Антонина всегда молчала когда подполковник восторгался. Она вставала и тихо уходила.
– Нет денег? Правда. Значит, бу-дут. Через пять лет, одного меду тысячи на три буду… Арендую у семинарии пол-сад, дело намазу. Его преосвященству маслице мое по вкусу. Артоса мне прислал, три фунта! Недавно осиял визитом. Лестно им: штаб-офицер и… их помазки, староста церковный… все-таки благодать имею! Ну, сливок посылаю для пломбиров… простокваши. Буду с садом! Поелику, говорит, вы такой хозяин, значит, и командир благоразумный!…
Бураев бывал не из любви к хозяйству.
Это началось тому лет семь. Он вернулся с Дальнего Востока. В его отсутствие в полк прибыл новый батальонный, перешел в провинцию – «из-за хозяйства». Бураев ему представился в первый же день приезда и получил нежданно приглашение: «ко мне обедать!» Он явился. Странно: никого не приглашал к себе подполковник. Денщик сказал, что барин играют с барышней в саду, с ними и барыня, и там и кушать будут. Бураев пошел искать по саду. Сад огромный. Барыню он представлял подстать подполковнику: костлявой, длинной, лет за сорок; батальонному – за пятьдесят, пожалуй. Интересовался: барышня какая? И увидал ее… Она стояла с крокетным молотком, на солнце. Он остановился. Это было в мае, в разлив цветенья. Среди цветущих яблонь, она представилась ему «виденьем», [132] – «перламутровым виденьем». Вся – в озарении цветущих яблонь. Такой он вспоминал ее всегда. Он совершенно растерялся, снял фуражку. Она кивнула. Он спросил, в восторге: – Простите… ваш папа здесь, в саду?…» Словом, он страшно растерялся. Как она смеялась! Смех ее был прелестный, свежий, необыкновенный. Он только помнил, как качался молоточек, как все сияло. Она сказала – голос был грудной и сочный: «Подполковник сейчас придет. Он с нашей девочкой червей снимает. А пока… вот мама!» – сказала она очаровательно. Бураев готов был провалиться. Что-то бормотал – «простите… толко что приехал…» Она очаровательно простила, усадила в кресло, – он чуть не повалился с креслом. Она сказала: – «Да, мама… вот этой баловницы, нашей детки-Нетки…» – нежно притянула к себе девчушку лет восьми. Подошел подполковник. Смеялись, и Бураев совсем освоился. Этот «комплимент» не забывался. За шахматами, когда зевал Бураев, батальонный напоминал: «капитан, известно… комплиментщик!»

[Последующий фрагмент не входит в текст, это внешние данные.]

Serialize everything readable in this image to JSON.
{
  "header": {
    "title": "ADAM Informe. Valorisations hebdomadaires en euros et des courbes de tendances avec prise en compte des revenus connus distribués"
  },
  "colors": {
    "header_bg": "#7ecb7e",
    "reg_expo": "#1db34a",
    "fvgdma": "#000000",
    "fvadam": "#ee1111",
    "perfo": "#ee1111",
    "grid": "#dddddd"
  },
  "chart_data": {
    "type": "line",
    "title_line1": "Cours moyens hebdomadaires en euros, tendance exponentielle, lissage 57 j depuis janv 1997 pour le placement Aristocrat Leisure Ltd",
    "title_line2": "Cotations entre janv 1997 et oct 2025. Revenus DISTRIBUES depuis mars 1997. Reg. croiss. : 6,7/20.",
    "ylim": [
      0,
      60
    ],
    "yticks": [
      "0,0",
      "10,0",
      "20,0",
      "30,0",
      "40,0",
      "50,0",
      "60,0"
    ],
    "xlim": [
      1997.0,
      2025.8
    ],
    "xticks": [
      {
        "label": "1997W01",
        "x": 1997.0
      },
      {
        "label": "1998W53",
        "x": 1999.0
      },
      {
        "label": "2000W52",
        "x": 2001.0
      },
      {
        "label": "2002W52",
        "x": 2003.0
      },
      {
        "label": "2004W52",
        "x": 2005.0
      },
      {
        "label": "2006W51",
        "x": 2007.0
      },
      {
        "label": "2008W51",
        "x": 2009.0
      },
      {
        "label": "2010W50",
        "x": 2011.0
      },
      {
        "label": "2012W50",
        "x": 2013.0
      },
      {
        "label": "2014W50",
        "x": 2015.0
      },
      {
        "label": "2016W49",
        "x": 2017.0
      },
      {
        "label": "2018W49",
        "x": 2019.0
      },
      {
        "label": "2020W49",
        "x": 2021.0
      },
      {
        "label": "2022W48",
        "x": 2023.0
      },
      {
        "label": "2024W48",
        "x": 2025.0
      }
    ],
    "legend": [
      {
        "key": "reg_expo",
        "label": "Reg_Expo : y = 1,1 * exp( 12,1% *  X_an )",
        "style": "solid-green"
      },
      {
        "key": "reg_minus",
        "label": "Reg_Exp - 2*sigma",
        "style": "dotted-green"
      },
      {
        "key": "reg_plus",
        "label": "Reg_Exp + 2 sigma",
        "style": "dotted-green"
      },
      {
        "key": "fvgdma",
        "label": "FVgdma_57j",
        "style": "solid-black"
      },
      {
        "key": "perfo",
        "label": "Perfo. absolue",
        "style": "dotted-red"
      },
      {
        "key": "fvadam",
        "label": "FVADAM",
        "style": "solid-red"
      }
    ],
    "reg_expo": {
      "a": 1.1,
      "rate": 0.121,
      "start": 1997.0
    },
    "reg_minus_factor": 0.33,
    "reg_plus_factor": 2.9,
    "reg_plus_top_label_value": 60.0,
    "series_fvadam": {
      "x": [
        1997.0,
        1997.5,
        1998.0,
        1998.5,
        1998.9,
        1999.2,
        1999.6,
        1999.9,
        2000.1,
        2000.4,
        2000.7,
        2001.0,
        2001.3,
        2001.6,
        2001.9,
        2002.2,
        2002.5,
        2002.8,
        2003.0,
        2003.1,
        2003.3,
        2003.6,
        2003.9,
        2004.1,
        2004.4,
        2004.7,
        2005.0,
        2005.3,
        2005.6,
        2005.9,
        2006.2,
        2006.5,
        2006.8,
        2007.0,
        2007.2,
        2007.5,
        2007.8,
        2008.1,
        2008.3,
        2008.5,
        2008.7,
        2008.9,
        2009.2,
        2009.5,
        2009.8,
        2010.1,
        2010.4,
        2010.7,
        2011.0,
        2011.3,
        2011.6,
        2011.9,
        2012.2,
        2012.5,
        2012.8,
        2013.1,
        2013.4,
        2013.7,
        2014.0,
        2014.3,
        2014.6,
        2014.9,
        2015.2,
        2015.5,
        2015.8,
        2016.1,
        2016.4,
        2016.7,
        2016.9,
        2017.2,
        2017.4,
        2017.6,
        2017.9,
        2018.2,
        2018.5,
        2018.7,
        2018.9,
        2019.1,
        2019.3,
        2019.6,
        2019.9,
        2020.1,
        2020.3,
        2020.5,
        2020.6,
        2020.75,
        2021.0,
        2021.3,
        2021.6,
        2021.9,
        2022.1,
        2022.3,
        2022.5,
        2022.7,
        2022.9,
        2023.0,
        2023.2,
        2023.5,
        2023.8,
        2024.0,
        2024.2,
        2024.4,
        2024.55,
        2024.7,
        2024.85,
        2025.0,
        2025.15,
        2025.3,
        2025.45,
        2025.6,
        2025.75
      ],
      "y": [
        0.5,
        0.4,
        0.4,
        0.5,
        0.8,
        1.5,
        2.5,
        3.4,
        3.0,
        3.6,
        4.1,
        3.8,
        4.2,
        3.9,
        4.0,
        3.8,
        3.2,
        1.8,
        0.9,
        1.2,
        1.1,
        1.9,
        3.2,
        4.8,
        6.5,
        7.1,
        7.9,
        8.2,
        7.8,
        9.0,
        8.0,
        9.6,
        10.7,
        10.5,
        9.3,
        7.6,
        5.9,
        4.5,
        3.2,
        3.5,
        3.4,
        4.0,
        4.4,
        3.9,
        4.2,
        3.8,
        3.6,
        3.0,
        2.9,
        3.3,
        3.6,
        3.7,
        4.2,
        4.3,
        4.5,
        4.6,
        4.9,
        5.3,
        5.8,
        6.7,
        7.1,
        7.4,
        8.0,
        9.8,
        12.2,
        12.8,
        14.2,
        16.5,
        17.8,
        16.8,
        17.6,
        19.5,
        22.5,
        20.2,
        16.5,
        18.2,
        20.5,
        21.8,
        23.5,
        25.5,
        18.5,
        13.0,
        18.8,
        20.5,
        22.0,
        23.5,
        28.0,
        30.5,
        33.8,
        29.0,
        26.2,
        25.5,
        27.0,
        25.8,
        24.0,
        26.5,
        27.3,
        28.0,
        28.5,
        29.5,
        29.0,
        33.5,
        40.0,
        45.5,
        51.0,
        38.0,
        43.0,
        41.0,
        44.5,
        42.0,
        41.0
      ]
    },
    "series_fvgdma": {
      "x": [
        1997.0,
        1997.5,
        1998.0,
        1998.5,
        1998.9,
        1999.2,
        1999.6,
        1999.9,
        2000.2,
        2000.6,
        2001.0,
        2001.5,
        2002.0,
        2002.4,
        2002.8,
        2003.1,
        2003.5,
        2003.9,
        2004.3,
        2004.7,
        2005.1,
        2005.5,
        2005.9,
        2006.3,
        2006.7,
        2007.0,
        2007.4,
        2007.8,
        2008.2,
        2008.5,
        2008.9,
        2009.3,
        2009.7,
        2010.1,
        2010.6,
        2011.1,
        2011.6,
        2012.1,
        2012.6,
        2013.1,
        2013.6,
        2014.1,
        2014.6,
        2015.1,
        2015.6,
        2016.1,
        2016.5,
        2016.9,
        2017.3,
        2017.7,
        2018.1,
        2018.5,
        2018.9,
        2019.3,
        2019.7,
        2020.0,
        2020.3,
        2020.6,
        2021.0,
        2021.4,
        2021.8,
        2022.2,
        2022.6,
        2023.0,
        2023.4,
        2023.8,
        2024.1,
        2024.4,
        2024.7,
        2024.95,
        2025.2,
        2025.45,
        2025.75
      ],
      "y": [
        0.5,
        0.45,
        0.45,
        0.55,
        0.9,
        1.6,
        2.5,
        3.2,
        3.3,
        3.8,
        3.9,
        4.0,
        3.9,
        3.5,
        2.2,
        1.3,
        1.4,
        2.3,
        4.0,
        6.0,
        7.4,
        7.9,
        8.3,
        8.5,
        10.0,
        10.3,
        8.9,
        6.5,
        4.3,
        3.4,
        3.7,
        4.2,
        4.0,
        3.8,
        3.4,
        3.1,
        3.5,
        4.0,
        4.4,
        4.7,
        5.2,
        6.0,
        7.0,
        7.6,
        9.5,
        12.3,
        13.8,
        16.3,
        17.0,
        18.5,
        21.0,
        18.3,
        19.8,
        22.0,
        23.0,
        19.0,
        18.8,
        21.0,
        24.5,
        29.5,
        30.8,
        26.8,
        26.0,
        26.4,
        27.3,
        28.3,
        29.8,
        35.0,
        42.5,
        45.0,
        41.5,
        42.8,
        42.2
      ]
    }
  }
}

Тогда ей было двадцать семь лет, он точно помнил. Был ли влюблен в нее? Больше: он благоговел и любовался. В ней было что-то, напоминало чем-то маму. В ней сливались – и светлый образ мамы, и женщина. От мамы – ласковая нежность, грусть… Любуясь в тайне, он чувствовал порой тревогу. Поймав себя на мысли, как она стройна, какие у ней плечи, шея, – он укорял себя в кощунстве. Один, он вызывал ее мечтами. И она явлалась – стройная, высокая шатэнка, «античная», с прекрасными косами вукруг головки. Всегда спокойна, холодна, строга. Он называл ее – Юнона. [133] Тонкое лицо – фарфор. Глаза – неуловимо-грустны, «девственны», стыдливы, с легкой синью. Милые глаза. Что-то свое хранили. Юная – Юнона. В ее дыханьи, в ясном взгляде, в ее движеньях, в голосе, во всем – чувствовалось очарование расцвета, женственная прелесть, не сознающая, что к ней влекутся.
Раз случилось, – года два тому, – он приоткрылся.
Он зашел случайно. Антонина была одна, играла на рояле. Было в марте. Солнце лежало на паркете, касалось ее платья. Он остановился за портьерой, слушал. Не смел нарушить. Ему передалось страданье, страстное томленье. Он видел новое лицо, – такого никогда не видел. Она склонила голову на ноты. Он вошел.
– Вы… – сказала она в испуге, еле слышно.
Он смутился.
– Простите… я не посмел мешать!…
Она смотрела утомленной.
– Как вы играли!… – заговорил он страстно. – Какое счастье… столько я пережил!…
Взгляд его сказал. Ее ресницы вздрогнули и опустились. Она молчала и брала аккорды.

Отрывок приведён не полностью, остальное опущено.